Il y a quelque temps déjà que je pense à commenter le livre de Sarah Thornton, « Seven Days in the Art World » (New York: W.W. Norton & Co., 2008). Il existe en version française aussi, aux Éditions Autrement (http://www.autrement.com/auteurs.php?aut=2862609798). C’est un livre marrant à plusieurs égards, mais sérieux en même temps. Thornton a fait un remarquable travail d’ethnologie, avec le « monde de l’art » visuel comme terrain, et ce, au plus haut niveau : les grandes galeries et collections, les ventes aux enchères chez Sotheby’s et Christie’s, les foires internationales d’art contemporain, et ainsi de suite, c’est-à-dire les lieux où l’art contemporain se joue.

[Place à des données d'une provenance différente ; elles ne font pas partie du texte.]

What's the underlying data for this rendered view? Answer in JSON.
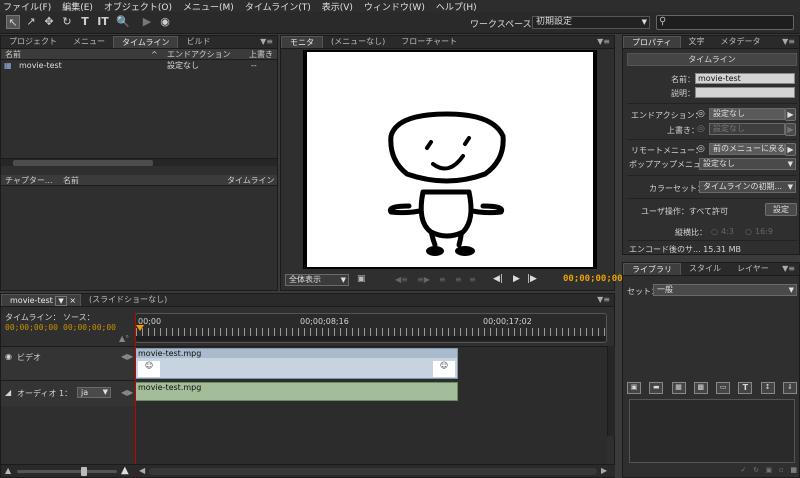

C’est un monde, une sous-culture absolument fascinante! Mais ce n’est pas par intérêt pour ce monde lui-même que je recommanderais ce livre, c’est plutôt pour prendre la mesure de tout ce qui n’appartient pas à ce monde. La fameuse « tour d’ivoire » de l’art contemporain est bien rétrécie : presque tout le monde en est exclu !

La même chose m’était apparue dans le monde de la musique quand j’étais à l’université : ce qu’on appelait la « musique contemporaine » à l’époque se résumait à une poignée de compositeurs et d’instrumentistes : même si c’était cela qu’on nous enseignait, la plupart des musiciens, mes camarades, ne travailleraient jamais dans ce micro monde. Nous allions plutôt travailler dans l’industrie musicale, ou l’industrie cinématographique, ou la publicité, ou l’enseignement…

Ce n’est pas la gloire, devenir célèbre, une aspiration à la reconnaissance ou à changer le cours de l’histoire de l’art qui nous anime, c’est le métier lui-même. C’était, je crois, le sens de la remarque de Mel. Être un « artiste mineur » signifie une vie d’art, une vie choisie, une vie riche, pleine de sens, de culture et d’imagination ; c’est choisir l’expérience vécue de la création plutôt que de se préoccuper de produire des œuvres au destin économique ou sociologique brillant.